Оценить:
 Рейтинг: 0

Моя последняя любовь. Философия искушения

Год написания книги
2019
<< 1 ... 7 8 9 10 11 12 13 14 15 ... 19 >>
На страницу:
11 из 19
Настройки чтения
Размер шрифта
Высота строк
Поля

Когда получасом позже я только начал распечатывать новую колоду, явился адъютант Сандзонио и серьезнейшим тоном сообщил важную новость. Пришел он от генерала и видел, как запыхавшийся Кампорезе передал его превосходительству печать и бумаги усопшего. Его превосходительство тогда же повелел похоронить принца в особенном склепе и со всеми почестями, подобающими столь высокородной особе. Спустя еще полчаса явился господин Минотто, адъютант генерал-проведитора, и передал, что его превосходительство желает говорить со мною. Закончив игру и отдав карты майору Мароли, я отправился к генералу. Я нашел его превосходительство за столом в обществе первых дам и трех-четырех высших офицеров; здесь же были госпожа Ф. и господин Д.Р.

– Вот оно как, – произнес старый генерал. – Слуга ваш был принц…

– Никогда бы не подумал, монсеньор, и даже теперь не верю.

– Как! Он умер, и находился в здравом рассудке. Вы видели герб его, метрическое свидетельство, собственноручное его письмо. Когда человек при смерти, ему не приходит охоты шутить.

– Когда ваше превосходительство полагает все это правдой, почтение велит мне молчать.

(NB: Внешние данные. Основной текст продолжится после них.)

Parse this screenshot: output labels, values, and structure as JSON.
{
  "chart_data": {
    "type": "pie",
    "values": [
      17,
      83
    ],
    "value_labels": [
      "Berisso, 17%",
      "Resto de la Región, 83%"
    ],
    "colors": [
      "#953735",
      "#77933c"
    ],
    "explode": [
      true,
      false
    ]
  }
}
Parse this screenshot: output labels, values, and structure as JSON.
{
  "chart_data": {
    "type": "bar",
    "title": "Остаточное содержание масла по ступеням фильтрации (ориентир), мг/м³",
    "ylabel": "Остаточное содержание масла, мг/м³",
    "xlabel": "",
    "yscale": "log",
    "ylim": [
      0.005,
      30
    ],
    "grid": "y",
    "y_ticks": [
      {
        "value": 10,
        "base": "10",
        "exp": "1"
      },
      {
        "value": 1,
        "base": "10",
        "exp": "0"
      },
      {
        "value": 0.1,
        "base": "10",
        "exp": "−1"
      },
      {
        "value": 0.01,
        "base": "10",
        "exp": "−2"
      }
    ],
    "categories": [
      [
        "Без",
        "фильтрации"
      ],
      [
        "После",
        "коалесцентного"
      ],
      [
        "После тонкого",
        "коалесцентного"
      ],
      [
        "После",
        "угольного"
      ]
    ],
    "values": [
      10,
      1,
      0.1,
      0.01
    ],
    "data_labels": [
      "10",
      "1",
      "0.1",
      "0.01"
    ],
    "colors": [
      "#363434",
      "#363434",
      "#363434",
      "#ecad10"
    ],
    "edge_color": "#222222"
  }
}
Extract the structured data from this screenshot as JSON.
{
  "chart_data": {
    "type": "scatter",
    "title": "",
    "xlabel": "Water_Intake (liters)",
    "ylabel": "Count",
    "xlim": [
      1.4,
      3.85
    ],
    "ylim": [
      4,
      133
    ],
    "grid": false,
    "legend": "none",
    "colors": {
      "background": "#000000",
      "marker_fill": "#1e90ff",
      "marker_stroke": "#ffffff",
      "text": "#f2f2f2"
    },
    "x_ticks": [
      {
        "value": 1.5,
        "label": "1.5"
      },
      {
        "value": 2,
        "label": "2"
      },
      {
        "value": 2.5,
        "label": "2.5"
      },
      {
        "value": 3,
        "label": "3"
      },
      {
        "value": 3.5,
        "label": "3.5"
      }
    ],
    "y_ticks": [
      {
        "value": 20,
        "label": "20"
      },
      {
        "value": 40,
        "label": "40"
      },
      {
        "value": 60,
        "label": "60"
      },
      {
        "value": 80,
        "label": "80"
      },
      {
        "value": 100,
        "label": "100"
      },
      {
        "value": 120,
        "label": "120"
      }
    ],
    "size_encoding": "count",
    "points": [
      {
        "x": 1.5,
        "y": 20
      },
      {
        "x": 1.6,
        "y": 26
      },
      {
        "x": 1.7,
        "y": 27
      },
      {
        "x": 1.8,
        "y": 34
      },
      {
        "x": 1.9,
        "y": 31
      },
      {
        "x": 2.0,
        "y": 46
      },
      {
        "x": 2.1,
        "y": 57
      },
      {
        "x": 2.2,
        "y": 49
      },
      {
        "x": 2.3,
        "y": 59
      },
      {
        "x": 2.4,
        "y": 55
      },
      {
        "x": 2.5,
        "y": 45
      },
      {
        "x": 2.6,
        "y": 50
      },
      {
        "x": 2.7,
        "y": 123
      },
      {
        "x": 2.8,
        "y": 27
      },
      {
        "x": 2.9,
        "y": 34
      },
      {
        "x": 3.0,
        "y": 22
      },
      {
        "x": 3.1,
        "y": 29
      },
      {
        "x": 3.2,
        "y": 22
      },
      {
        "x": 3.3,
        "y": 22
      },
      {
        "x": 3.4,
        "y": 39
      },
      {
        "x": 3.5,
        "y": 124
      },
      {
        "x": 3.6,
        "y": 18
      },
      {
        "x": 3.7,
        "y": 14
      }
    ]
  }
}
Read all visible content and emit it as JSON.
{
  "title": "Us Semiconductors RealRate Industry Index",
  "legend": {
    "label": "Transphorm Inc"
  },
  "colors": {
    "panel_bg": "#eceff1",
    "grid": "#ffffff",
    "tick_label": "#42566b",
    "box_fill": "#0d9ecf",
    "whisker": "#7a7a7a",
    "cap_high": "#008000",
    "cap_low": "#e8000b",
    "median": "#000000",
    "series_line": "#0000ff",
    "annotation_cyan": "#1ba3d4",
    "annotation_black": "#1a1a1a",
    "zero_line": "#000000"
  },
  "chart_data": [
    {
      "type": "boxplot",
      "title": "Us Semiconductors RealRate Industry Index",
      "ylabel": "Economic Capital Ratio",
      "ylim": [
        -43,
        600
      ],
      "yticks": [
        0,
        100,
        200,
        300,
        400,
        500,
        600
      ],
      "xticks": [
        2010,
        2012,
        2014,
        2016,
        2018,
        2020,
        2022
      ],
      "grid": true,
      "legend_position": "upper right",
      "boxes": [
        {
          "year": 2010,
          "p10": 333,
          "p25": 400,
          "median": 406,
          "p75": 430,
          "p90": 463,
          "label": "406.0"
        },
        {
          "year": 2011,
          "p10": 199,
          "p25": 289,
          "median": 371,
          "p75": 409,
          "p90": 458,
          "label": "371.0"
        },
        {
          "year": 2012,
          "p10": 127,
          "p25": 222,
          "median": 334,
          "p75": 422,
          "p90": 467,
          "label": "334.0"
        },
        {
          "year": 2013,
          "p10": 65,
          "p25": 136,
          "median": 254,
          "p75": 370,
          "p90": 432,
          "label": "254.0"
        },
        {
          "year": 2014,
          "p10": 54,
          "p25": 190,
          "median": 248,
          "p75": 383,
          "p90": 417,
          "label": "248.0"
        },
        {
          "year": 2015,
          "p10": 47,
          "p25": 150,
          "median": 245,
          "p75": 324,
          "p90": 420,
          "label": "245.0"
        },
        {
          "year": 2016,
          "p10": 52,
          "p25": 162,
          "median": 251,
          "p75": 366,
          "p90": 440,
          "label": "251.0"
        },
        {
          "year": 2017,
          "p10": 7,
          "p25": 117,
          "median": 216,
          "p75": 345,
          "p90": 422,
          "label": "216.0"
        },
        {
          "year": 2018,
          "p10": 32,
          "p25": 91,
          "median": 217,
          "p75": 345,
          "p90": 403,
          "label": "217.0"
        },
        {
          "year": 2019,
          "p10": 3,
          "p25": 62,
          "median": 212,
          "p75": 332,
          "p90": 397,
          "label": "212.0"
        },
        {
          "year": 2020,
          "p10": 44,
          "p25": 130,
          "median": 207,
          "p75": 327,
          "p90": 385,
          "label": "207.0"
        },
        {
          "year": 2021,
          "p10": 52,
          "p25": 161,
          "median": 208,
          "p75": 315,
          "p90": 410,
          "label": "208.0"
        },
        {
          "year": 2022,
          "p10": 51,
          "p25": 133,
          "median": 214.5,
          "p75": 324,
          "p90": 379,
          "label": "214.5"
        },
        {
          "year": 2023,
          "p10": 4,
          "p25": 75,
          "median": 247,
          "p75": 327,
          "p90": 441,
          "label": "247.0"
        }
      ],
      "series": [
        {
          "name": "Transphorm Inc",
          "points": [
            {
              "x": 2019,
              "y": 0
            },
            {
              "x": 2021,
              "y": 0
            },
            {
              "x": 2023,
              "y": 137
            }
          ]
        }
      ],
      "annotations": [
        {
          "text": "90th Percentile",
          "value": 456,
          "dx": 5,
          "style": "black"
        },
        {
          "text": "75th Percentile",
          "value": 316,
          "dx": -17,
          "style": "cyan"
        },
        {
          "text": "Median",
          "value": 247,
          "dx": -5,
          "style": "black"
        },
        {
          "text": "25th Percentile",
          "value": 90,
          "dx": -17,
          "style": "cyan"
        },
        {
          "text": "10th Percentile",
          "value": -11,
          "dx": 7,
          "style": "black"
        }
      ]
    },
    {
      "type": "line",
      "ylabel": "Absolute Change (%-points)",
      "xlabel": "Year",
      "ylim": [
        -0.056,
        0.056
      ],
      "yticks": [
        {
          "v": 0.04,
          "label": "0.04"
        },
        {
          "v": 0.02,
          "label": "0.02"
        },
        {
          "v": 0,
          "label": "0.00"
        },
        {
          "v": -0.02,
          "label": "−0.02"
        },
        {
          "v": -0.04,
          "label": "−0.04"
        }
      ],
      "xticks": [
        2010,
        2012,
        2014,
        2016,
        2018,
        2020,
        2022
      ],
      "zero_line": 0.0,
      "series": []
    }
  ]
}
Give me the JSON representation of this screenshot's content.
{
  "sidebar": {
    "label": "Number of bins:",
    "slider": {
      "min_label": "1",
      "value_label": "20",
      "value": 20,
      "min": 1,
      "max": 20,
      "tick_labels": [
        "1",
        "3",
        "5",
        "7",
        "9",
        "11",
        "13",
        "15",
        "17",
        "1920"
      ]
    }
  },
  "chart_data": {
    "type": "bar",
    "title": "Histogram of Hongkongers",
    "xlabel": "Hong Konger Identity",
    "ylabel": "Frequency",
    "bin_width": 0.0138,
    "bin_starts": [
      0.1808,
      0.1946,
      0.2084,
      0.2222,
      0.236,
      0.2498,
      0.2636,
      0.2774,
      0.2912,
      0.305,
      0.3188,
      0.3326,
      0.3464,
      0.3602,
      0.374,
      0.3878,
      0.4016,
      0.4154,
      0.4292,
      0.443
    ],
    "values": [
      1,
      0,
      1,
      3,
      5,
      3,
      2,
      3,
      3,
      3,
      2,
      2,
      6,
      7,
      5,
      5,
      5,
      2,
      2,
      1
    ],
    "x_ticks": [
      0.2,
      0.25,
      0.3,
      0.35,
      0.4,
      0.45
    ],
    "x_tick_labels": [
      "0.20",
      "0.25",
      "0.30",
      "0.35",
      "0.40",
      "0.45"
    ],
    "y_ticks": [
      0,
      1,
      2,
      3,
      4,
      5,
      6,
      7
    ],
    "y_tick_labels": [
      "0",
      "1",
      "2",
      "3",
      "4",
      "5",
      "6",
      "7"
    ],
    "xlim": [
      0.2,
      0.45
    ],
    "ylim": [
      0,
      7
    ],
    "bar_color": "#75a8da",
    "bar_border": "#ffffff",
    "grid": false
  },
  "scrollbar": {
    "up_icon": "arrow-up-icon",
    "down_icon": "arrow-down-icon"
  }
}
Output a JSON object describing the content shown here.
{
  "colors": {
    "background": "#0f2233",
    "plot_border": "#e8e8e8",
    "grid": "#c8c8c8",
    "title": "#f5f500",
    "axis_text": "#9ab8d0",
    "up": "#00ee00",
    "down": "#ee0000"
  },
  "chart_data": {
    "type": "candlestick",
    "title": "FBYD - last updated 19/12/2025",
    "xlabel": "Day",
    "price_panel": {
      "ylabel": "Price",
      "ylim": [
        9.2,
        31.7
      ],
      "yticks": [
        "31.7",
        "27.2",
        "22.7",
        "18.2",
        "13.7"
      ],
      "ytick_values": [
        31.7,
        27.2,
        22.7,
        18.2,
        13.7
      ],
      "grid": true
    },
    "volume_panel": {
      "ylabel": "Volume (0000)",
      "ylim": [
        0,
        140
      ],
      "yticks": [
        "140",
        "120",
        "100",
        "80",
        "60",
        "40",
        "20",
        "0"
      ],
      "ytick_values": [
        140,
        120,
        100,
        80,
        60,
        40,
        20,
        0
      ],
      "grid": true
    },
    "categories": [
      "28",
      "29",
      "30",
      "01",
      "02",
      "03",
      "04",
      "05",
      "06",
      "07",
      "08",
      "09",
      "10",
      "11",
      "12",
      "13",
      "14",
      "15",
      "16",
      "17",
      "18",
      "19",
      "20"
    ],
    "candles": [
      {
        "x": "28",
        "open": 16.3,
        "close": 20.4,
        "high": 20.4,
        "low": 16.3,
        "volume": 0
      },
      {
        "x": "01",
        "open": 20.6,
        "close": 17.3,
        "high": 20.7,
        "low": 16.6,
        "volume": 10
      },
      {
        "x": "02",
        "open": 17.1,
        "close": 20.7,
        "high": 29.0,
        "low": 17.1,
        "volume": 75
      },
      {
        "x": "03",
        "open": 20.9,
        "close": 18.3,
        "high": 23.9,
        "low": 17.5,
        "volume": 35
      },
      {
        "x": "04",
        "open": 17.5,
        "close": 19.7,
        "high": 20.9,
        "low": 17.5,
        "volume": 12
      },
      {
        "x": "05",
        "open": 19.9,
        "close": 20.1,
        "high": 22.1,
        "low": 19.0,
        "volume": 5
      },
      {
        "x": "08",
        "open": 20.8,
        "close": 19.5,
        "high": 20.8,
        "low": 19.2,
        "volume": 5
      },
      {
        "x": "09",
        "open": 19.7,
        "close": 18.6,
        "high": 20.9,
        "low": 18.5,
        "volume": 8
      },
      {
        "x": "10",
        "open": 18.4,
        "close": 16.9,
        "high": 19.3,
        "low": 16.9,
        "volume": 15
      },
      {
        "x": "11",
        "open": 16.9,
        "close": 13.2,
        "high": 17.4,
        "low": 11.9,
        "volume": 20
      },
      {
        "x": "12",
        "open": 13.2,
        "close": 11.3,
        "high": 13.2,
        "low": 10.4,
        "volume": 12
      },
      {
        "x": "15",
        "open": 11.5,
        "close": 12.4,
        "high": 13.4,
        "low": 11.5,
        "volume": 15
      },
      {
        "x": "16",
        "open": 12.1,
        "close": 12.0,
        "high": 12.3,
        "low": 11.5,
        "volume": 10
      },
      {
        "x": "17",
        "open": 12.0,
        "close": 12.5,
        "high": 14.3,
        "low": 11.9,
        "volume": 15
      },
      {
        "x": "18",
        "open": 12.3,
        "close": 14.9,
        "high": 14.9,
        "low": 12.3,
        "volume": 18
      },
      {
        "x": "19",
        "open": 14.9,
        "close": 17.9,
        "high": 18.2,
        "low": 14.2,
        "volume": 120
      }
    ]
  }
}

– Что же это, если не правда? Удивляюсь, как вы можете сомневаться.

– Могу, монсеньор, ибо осведомлен о роде Ларошфуко, равно как и о роде Дюплесси; к тому же я слишком хорошо знаком с означенным человеком. Сумасшедшим он не был, но чудаком и сумасбродом был. Я ни разу не видел, чтобы он писал, и сам он двадцать раз говорил мне, что никогда не учился грамоте.

– Письмо его доказывает обратное. На печати его герцогская мантия: вам, быть может, неизвестно, что господин де Ларошфуко – герцог и пэр Франции.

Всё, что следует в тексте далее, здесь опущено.